1×0

O conto seria sobre um menino, um menino desses que, cabeça no travesseiro, enquanto espera o sono, pensaria sobre o jogo da final do campeonato interssalas da escola na manhã seguinte.

O menino teria treze, catorze anos e estaria na sétima série. Ele teria reprovado no quarto ano, mesmo passando no exame final, pois a professora convenceu a mãe de que ele ainda estava fraco no português: ele não acertava as concordâncias nominais. O pai, ao saber da notícia, ralhou com ele: que parasse de discordar da professora, que levasse o estudo a sério, que pobre sem estudo só sofria na vida e que de burro na família chegava ele. O menino não se abalaria por essas reprimendas. Elas o tornariam ainda mais determinado: burro ou não, ia virar jogador de futebol.

O menino teria levado o time nas costas até a final. Tá, ele admitiria, naquele momento, que o Bolacha tinha salvo o time também fazendo defesas incríveis. Não era à toa que ele era o goleiro do time da escola. Mas o nosso menino ainda era reserva do time e ia mostrar para o professor que era melhor que o Márcio da sétima B.

E ele mostraria amanhã. O pai já tinha desligado a televisão. Na casa de tábuas de madeira todos dormiam. Lá fora, os cachorros latiam para o caminhão do lixo, que passava.

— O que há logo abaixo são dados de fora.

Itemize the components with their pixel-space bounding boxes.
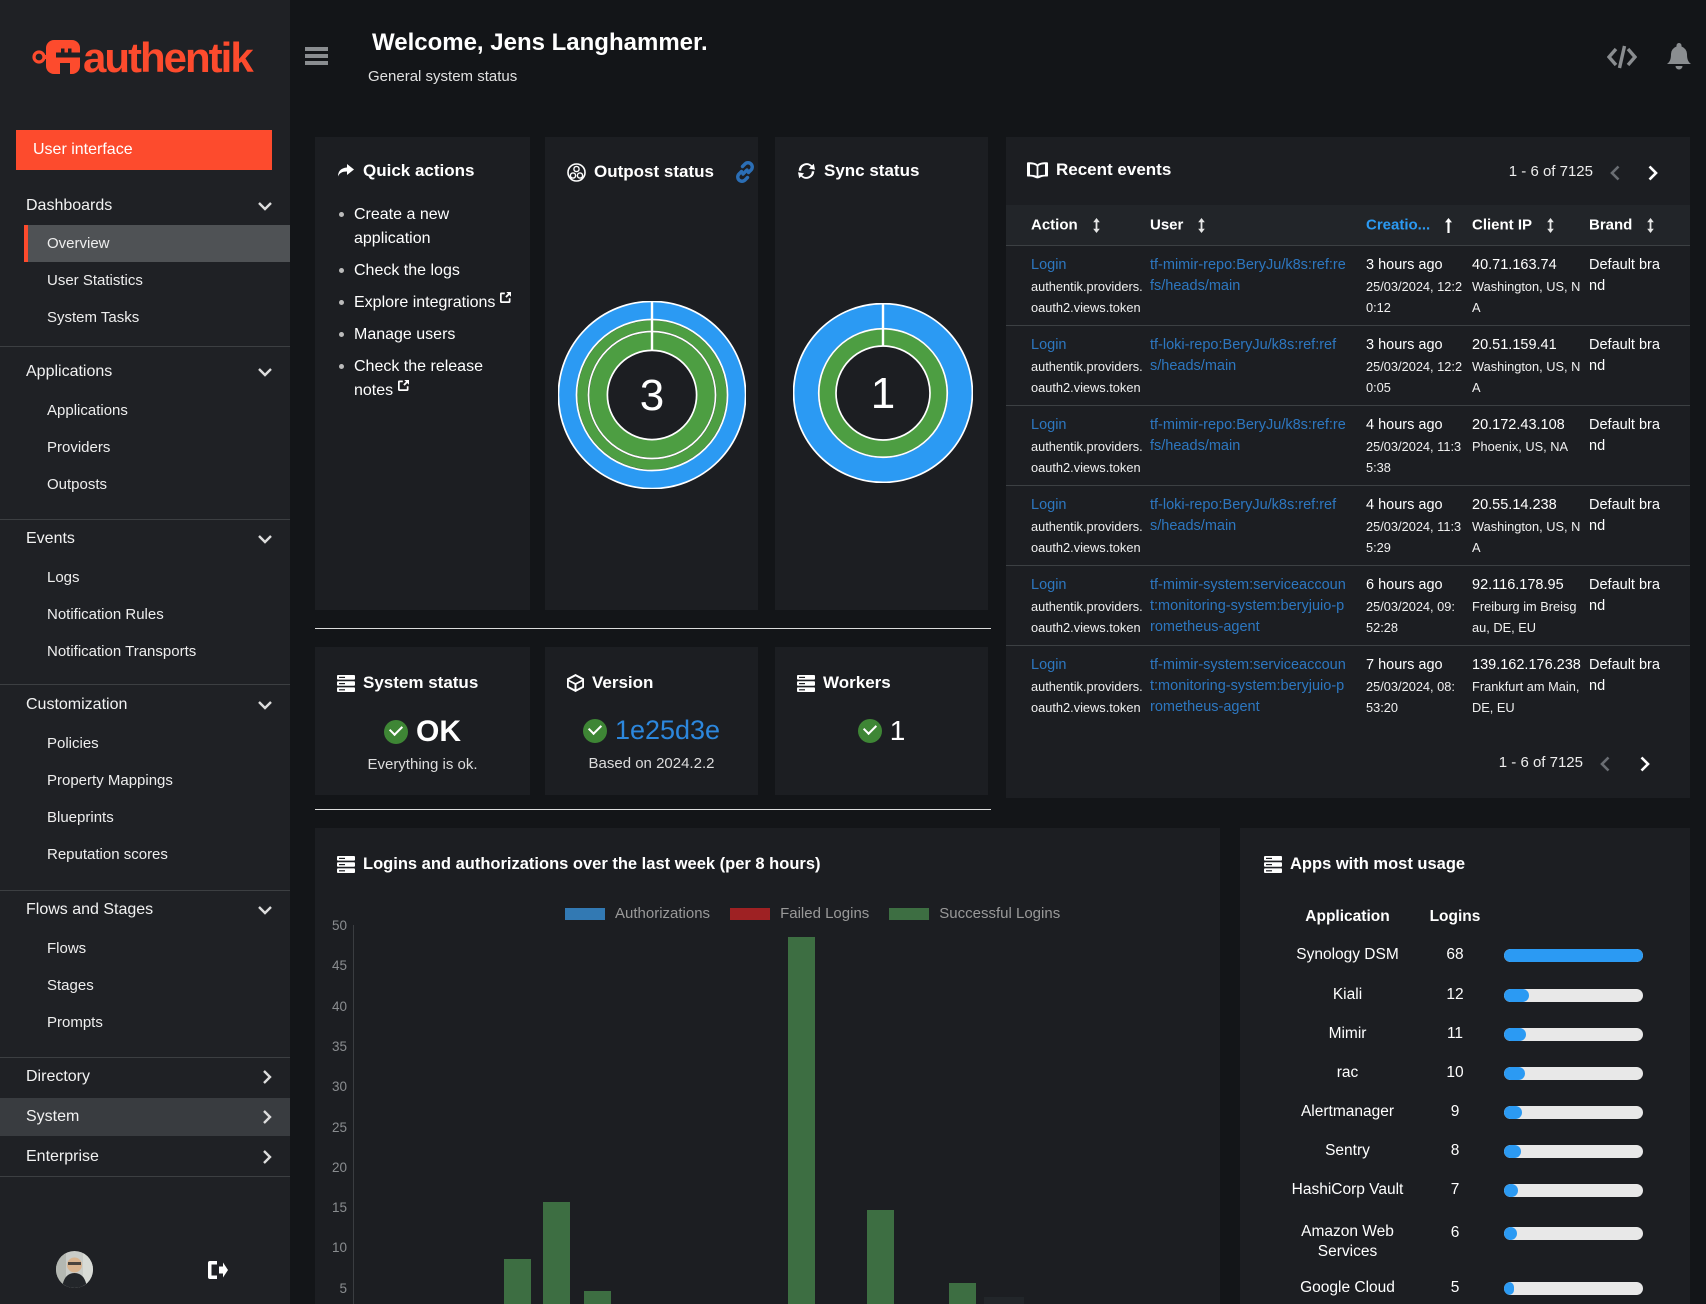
svg-text:authentik: authentik	[83, 36, 254, 80]
svg-text:1: 1	[871, 369, 895, 418]
svg-text:3: 3	[640, 371, 664, 420]
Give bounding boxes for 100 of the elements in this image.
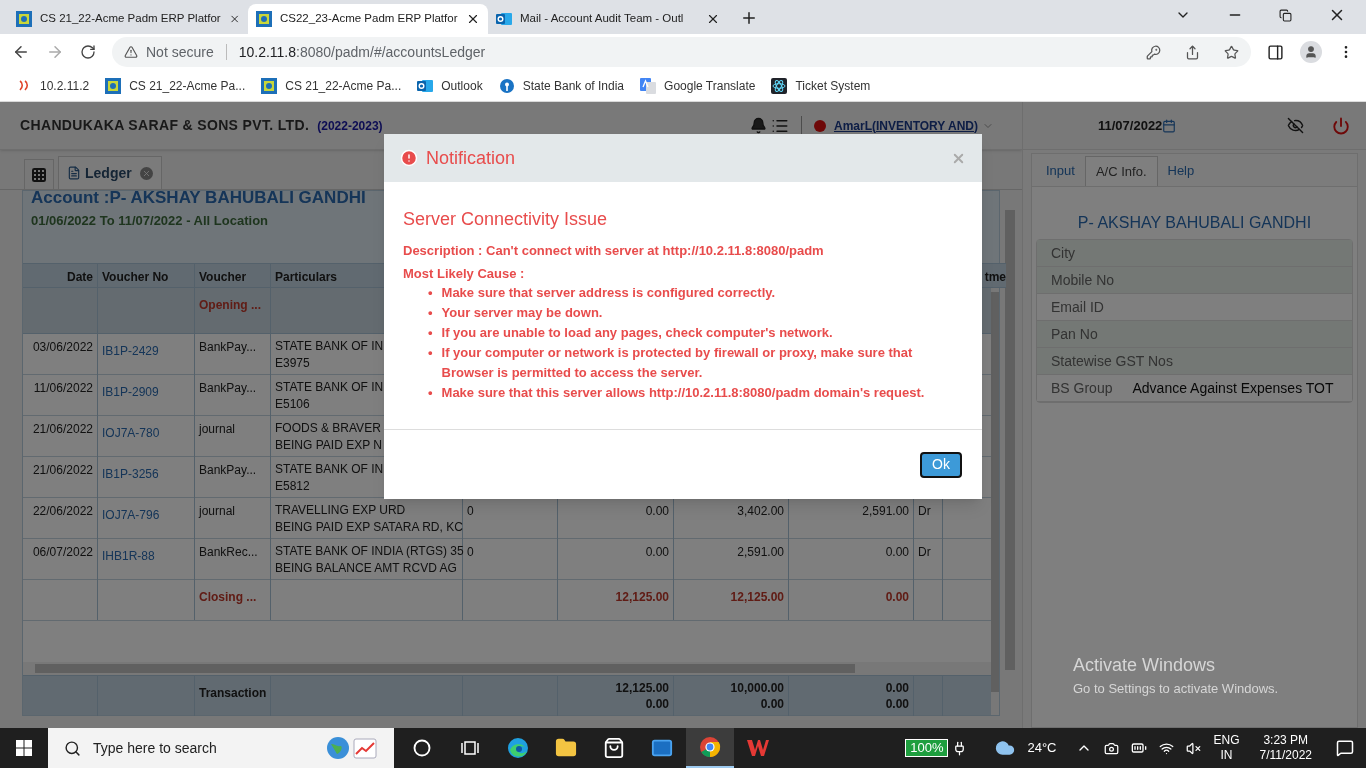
bookmark-star-icon[interactable]: [1224, 44, 1239, 60]
info-label: Mobile No: [1051, 270, 1115, 290]
close-icon[interactable]: [706, 12, 720, 26]
user-menu[interactable]: AmarL(INVENTORY AND): [833, 116, 978, 135]
bell-icon[interactable]: [749, 117, 767, 134]
document-icon: [67, 166, 81, 180]
windows-logo-icon: [16, 740, 32, 756]
table-cell: 12,125.00: [730, 590, 784, 604]
address-bar[interactable]: Not secure 10.2.11.8:8080/padm/#/accountsLedger: [112, 37, 1251, 67]
table-cell: 0.00: [885, 590, 909, 604]
task-view-icon: [461, 739, 479, 757]
site-icon: [640, 77, 657, 94]
current-date: 11/07/2022: [1098, 116, 1163, 135]
table-cell-text: 12,125.00: [614, 680, 669, 696]
table-cell: TRAVELLING EXP URD: [275, 502, 406, 519]
table-cell-text: 10,000.00: [729, 680, 784, 696]
table-cell: FOODS & BRAVER: [275, 420, 381, 437]
table-cell-text: 0.00: [644, 696, 669, 712]
table-cell-text: 0.00: [884, 680, 909, 696]
info-label: Statewise GST Nos: [1051, 351, 1173, 371]
error-description: Description : Can't connect with server at http://10.2.11.8:8080/padm: [403, 242, 825, 260]
app-logo-icon: [256, 11, 272, 27]
security-label: Not secure: [146, 42, 214, 62]
restore-icon[interactable]: [1279, 8, 1292, 22]
mute-icon[interactable]: [1186, 740, 1202, 756]
taskbar-app[interactable]: [686, 728, 734, 768]
table-cell: 0.00: [645, 545, 669, 559]
column-header: Particulars: [275, 270, 338, 284]
grid-icon: [31, 166, 47, 183]
tab-title: CS22_23-Acme Padm ERP Platfor: [280, 11, 458, 27]
panel-tab[interactable]: A/C Info.: [1084, 156, 1158, 186]
table-cell: STATE BANK OF IN: [275, 461, 384, 478]
reload-icon[interactable]: [80, 44, 96, 60]
battery-level: 100%: [905, 739, 949, 757]
table-cell: 21/06/2022: [32, 422, 93, 436]
wifi-icon[interactable]: [1159, 740, 1175, 756]
account-title: Account :P- AKSHAY BAHUBALI GANDHI: [31, 187, 366, 209]
folder-icon: [555, 737, 577, 759]
site-icon: [498, 77, 515, 94]
warning-icon: [124, 45, 138, 59]
side-panel-icon[interactable]: [1267, 43, 1284, 61]
calendar-icon[interactable]: [1162, 118, 1177, 133]
profile-avatar[interactable]: [1300, 41, 1322, 63]
tab-title: CS 21_22-Acme Padm ERP Platfor: [40, 11, 221, 27]
cause-label: Most Likely Cause :: [403, 264, 526, 283]
table-cell: 12,125.00: [615, 590, 669, 604]
bookmark[interactable]: Ticket System: [771, 76, 871, 95]
info-label: Pan No: [1051, 324, 1098, 344]
language: ENG: [1213, 733, 1240, 748]
tab-label: Ledger: [85, 163, 132, 183]
table-cell: 03/06/2022: [32, 340, 93, 354]
camera-icon[interactable]: [1104, 740, 1120, 756]
table-cell: 11/06/2022: [33, 381, 93, 395]
new-tab-icon[interactable]: [740, 9, 758, 27]
table-cell: 3,402.00: [737, 504, 784, 518]
bookmark[interactable]: 10.2.11.2: [16, 76, 90, 95]
column-header: tme: [984, 270, 1006, 284]
globe-drawing: [326, 734, 378, 762]
table-cell: Closing ...: [199, 590, 257, 604]
table-cell: E3975: [275, 355, 310, 372]
table-cell: BankPay...: [199, 381, 257, 395]
notification-icon[interactable]: [1336, 739, 1354, 757]
table-cell: Dr: [918, 545, 931, 559]
edge-icon: [507, 737, 529, 759]
bookmark[interactable]: Outlook: [417, 76, 483, 95]
vertical-scrollbar[interactable]: [991, 288, 999, 715]
close-icon[interactable]: [466, 12, 480, 26]
share-icon[interactable]: [1185, 44, 1200, 60]
temperature: 24°C: [1027, 739, 1057, 758]
horizontal-scrollbar[interactable]: [23, 662, 991, 675]
battery-icon[interactable]: [1131, 740, 1148, 756]
clock-time: 3:23 PM: [1263, 733, 1309, 748]
table-cell: 0.00: [885, 545, 909, 559]
table-cell: 06/07/2022: [32, 545, 93, 559]
dialog-title: Notification: [426, 146, 516, 170]
power-icon[interactable]: [1332, 116, 1350, 135]
key-icon[interactable]: [1146, 44, 1161, 60]
back-icon[interactable]: [12, 43, 30, 61]
bullet: •: [428, 384, 433, 402]
url-path: :8080/padm/#/accountsLedger: [296, 42, 486, 62]
apps-button[interactable]: [24, 159, 54, 189]
bullet: •: [428, 324, 433, 342]
taskbar-search[interactable]: Type here to search: [48, 728, 394, 768]
bookmark[interactable]: CS 21_22-Acme Pa...: [105, 76, 246, 95]
region: IN: [1220, 748, 1233, 763]
table-cell: 0: [467, 504, 474, 518]
browser-tab[interactable]: CS 21_22-Acme Padm ERP Platfor: [8, 4, 248, 34]
bookmark[interactable]: State Bank of India: [498, 76, 625, 95]
bookmark[interactable]: Google Translate: [640, 76, 756, 95]
table-cell: STATE BANK OF IN: [275, 338, 384, 355]
alert-icon: [400, 149, 418, 167]
eye-slash-icon[interactable]: [1287, 117, 1304, 134]
browser-tab[interactable]: Mail - Account Audit Team - Outl: [488, 4, 728, 34]
bullet: •: [428, 344, 433, 362]
browser-tab[interactable]: CS22_23-Acme Padm ERP Platfor: [248, 4, 488, 34]
ledger-tab[interactable]: Ledger: [58, 156, 162, 189]
table-cell: 2,591.00: [862, 504, 909, 518]
activation-title: Activate Windows: [1073, 654, 1217, 677]
bookmark[interactable]: CS 21_22-Acme Pa...: [261, 76, 402, 95]
weather-icon[interactable]: [995, 738, 1016, 758]
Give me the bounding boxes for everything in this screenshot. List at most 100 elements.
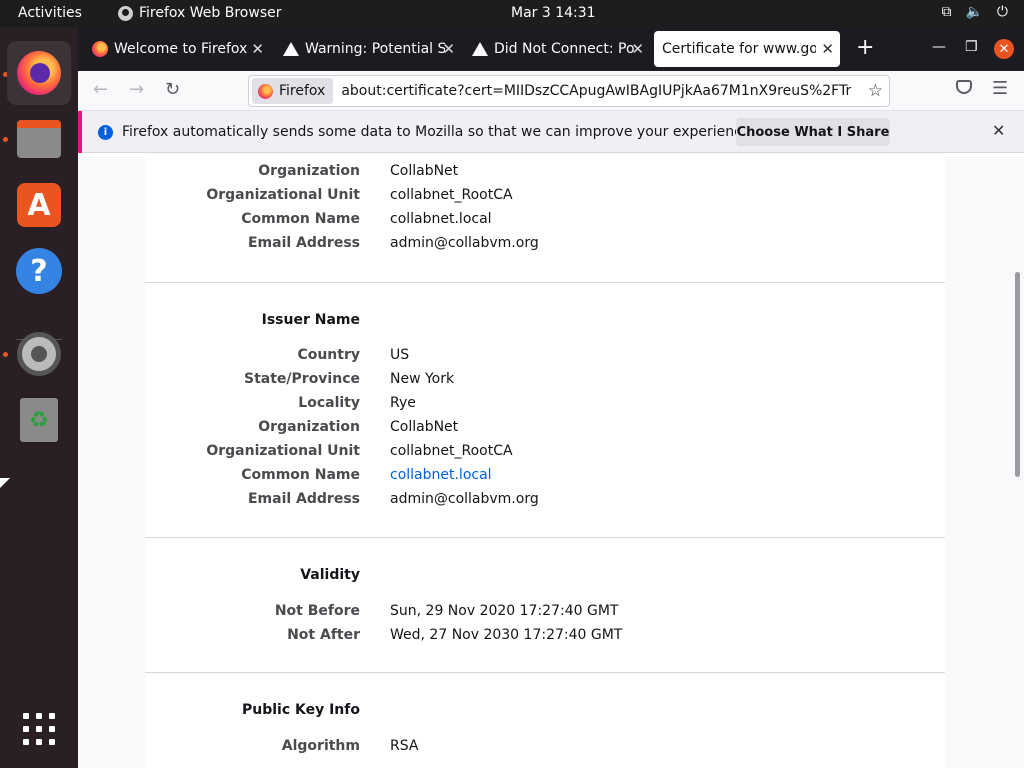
forward-button[interactable]: →	[129, 79, 144, 100]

E o menino estaria acordado, mirando o fundo da cama de cima, na qual o irmão mais velho já roncava (ele pega cedo no serviço). O jogo da manhã seguinte, a final, seria contra a oitava série A. Eles são maiores, mas o menino, mais rápido, dribla melhor também. Ele teria que ser tão rápido quanto o Paulo Nunes, dando um drible seco no zagueiro, que ele nem ia ver por onde o nosso menino artilheiro tinha passado. Mas o menino, fosse o caso, não teria só essa jogada. Ele saberia dar elástico, lençol, drible da vaca, rolinho, o que precisasse. E o chute do menino é forte e preciso, como o do Edmundo, o Animal.

O menino visualizava o ginásio da escola atopetado, muita gente mesmo, ele iria contar depois em casa, professores e tudo. O jogo seria complicado, decisões nunca são jogos fáceis. Muitas faltas, chutes na canela, ombradas e os nervos à flor da pele. Os dois melhores goleiros da escola e os dois melhores atacantes frente a frente. Sim, porque o menino sabia que era bom, e o outro menino, o da sétima B, também era bom, isso ele não podia negar (o piá tinha feito um gol de bicicleta na semifinal). Mas o menino não quer fazer gol de firula. O nosso menino quer fazer um gol que dê o campeonato para a sala dele. Ele quer fazer um gol simples e bonito como os gols do Paulo Nunes. Um gol em que ele dá um come no zagueiro, o ângulo fica limpo para ele armar o chute de perna direita, e o chute é forte, e a bola termina sua trajetória na bochecha da rede, balançando o barbante. E o menino sai correndo para abraçar os colegas de time, enquanto Sílvio Luiz narra na sua cabeça: ééé, foi-foi-foi, foi ele, o craque da camisa número 9.